O fenômeno político, como todo fenômeno humano-histórico, é complexo e, por
isso, demanda daqueles que ousam convertê-lo em tema ou em assunto de debate
nos encontros casuais da cotidianidade mediana, certo repertório de saberes e
conceitos que devem ser sistematizados e definidos na discussão. Mas é
justamente deste repertório e desta competência para a sistematização e para a
definição dos termos empregados que carece o senso comum. E essa carência é uma
das razões por que me sinto desencorajado a me embrenhar em “discutir política”
no domínio do senso comum. No domínio do senso comum, ao se levantar um tema
político, os interactantes não especialistas fazem desfilar, em suas falas, uma
série de dislates disfarçados de bazófias, que transformam o que deveria ser um
debate num falatório de velhas rabugentas que, em certa altura, já não sabem
mais sobre o que realmente estão discutindo. A sobriedade dos espíritos que
reconhecem ser o real mais complexo do que o conhecimento que podemos ter dele
é, quase sempre, asfixiada pelos dizeres balofos e enervados de certezas
absolutas. Um professor de filosofia que tive, a quem admiro, certa feita,
ensinou que filósofos devem fugir de debates, de discussões cujo propósito é
decidir ao fim e ao cabo quem tem razão. Desde então, tomei esta lição como um
princípio ético-metodológico. É que aos filósofos - ele ensinou - importa o
pensamento, o exercício do pensamento. E a única coisa que não se exercita nas
cenas cotidianas de “debate político” é o pensamento. Não, exercitar o
pensamento não é vomitar lugares-comuns, preconceitos, crenças infundadas e
ideologicamente orientadas típicas do imaginário coletivo, a fim de medir
forças com o interlocutor para impor sua visão pessoal sobre um
estado-de-coisas. O senso comum aspira ao monopólio da opinião correta,
verdadeira, que deve ser tomada como dogma inquestionável. A tendência do senso
comum é sempre simplificar uma problematicidade que, por definição, é complexa.

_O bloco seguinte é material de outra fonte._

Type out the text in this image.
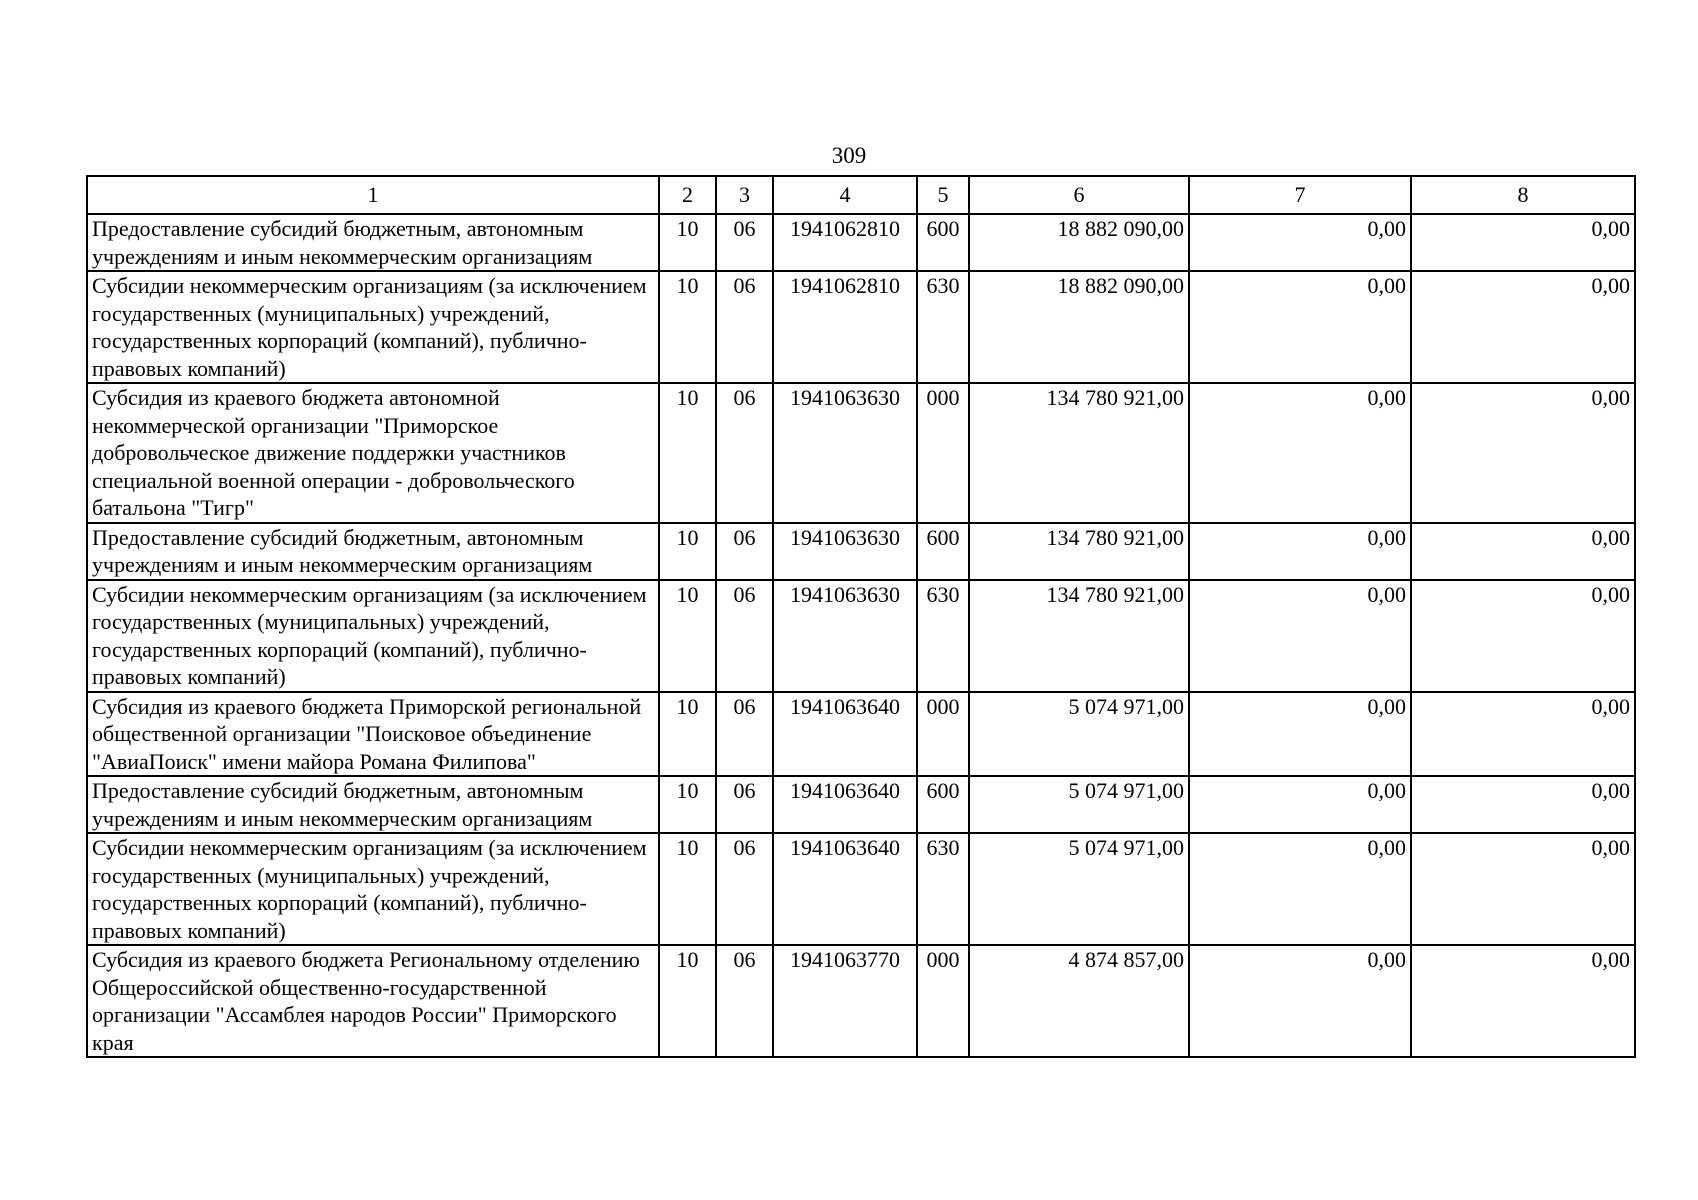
309
1	2	3	4	5	6	7	8
Предоставление субсидий бюджетным, автономным учреждениям и иным некоммерческим организациям	10	06	1941062810	600	18 882 090,00	0,00	0,00
Субсидии некоммерческим организациям (за исключением государственных (муниципальных) учреждений, государственных корпораций (компаний), публично-правовых компаний)	10	06	1941062810	630	18 882 090,00	0,00	0,00
Субсидия из краевого бюджета автономной некоммерческой организации "Приморское добровольческое движение поддержки участников специальной военной операции - добровольческого батальона "Тигр"	10	06	1941063630	000	134 780 921,00	0,00	0,00
Предоставление субсидий бюджетным, автономным учреждениям и иным некоммерческим организациям	10	06	1941063630	600	134 780 921,00	0,00	0,00
Субсидии некоммерческим организациям (за исключением государственных (муниципальных) учреждений, государственных корпораций (компаний), публично-правовых компаний)	10	06	1941063630	630	134 780 921,00	0,00	0,00
Субсидия из краевого бюджета Приморской региональной общественной организации "Поисковое объединение "АвиаПоиск" имени майора Романа Филипова"	10	06	1941063640	000	5 074 971,00	0,00	0,00
Предоставление субсидий бюджетным, автономным учреждениям и иным некоммерческим организациям	10	06	1941063640	600	5 074 971,00	0,00	0,00
Субсидии некоммерческим организациям (за исключением государственных (муниципальных) учреждений, государственных корпораций (компаний), публично-правовых компаний)	10	06	1941063640	630	5 074 971,00	0,00	0,00
Субсидия из краевого бюджета Региональному отделению Общероссийской общественно-государственной организации "Ассамблея народов России" Приморского края	10	06	1941063770	000	4 874 857,00	0,00	0,00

O senso comum não admite a pluralidade de perspectivas (como nos ensina
Nietzsche), os múltiplos olhares, a dúvida como princípio metodológico. O senso
comum tem a presunção de saber tudo, de esgotar tudo o que se pode saber em
algumas concatenações verbais semanticamente insuspeitas na aparência, mas
grávidas de pressupostos equívocos. Em matéria política, o senso comum de nossa
sociedade, confunde, com frequência, conceitos que não descrevem o mesmo
fenômeno. Por exemplo, confunde Estado com Governo. E é comum que, se a questão
formalmente socrática “o que é?” é levantada neste domínio do discurso, o
silêncio predomine até o momento em que é entrecortado por dizeres evasivos de
ataque pessoal ao interlocutor... E, se um dos interlocutores ousar definir os
termos relevantes na discussão, atrairá sobre si as suposições de pedantismo.
Chamar o outro de pedante, de pernóstico, de enfatuado é a estratégia comum da
burrice que se institucionalizou neste país para desqualificar o contraditório.
É difícil, eu sei, manter um silêncio monástico quando nossos ouvidos são
atravessados e perturbados, e nosso espírito é afrontado por dizeres que
carreiam tolices, clichês, preconceitos, despautérios, mas pretender lançar
luzes sobre as avenidas escuras e os atalhos sinuosos do senso comum é
arriscar-se na paralisia do pensamento, porque o senso comum é como um lodaçal
onde o pensamento fica estagnado, atravancado, onde ele não consegue avançar,
alçar voos, onde ele não encanta, não semeia o espanto, a admiração. O homem
comum é o coveiro do pensamento, e o senso comum é seu cemitério.